Author(s): Linh Hoang; Arthur Mynett; Ann Van Griensven
Linked Author(s): Arthur Mynett
Keywords: Soil-water interaction; Landscape effects on surface/groundwater; SWAT; Flow modelling; Nitrogen modelling; River basin scale hydrology
Abstract: Several eco-hydrological models have been developed to compute the water and nitrogen processes at river basin scale. These models typically use DEM to divide the basin into several sub-basins to account for the spatial variability of the soil and land use characteristics in a fully or semi -distributed way. However, these models lack the representation and proper linking of different landscape units, such as hill slopes, floodplains or wetlands.

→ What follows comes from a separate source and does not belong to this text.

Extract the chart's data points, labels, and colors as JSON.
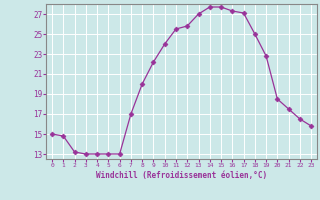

The position and the connectivity of the different landscape elements have a determining influence on the retention and transformation of many pollutants such as nitrogen. In this study, we modified the Soil and Water Assessment Tool (SWAT), a widely used open source river basin model to account for the landscape position of the Hydrological Response Units (HRUs) which are the basic modeling units used in SWAT, and to explore the routing of water and nitrogen across different landscape elements. The objectives of this study are to (i) illustrate the application of the modified SWAT in a simple hypothetical case study which covers two landscape units: upland and lowland, and (ii) carry out a sensitivity analysis on flow and nitrogen simulation using the modified model and compare with the original SWAT model. The results show the parameter sensitivit ies of the two models, which leads to the conclusion that the added routing between landscape units can affect the water volume but does not influence the flow behaviour within the sub-basins. The difference in flow results from the two models is not only caused by the two most sensitive parameters which are curve number and depth of impervious layer, but also by the area proportion of the two landscape units. When comparing the flows, the modified SWAT version can deal with more significant changes in nitrate fluxes especially when the lowland area has a high nitrogen removal capacity.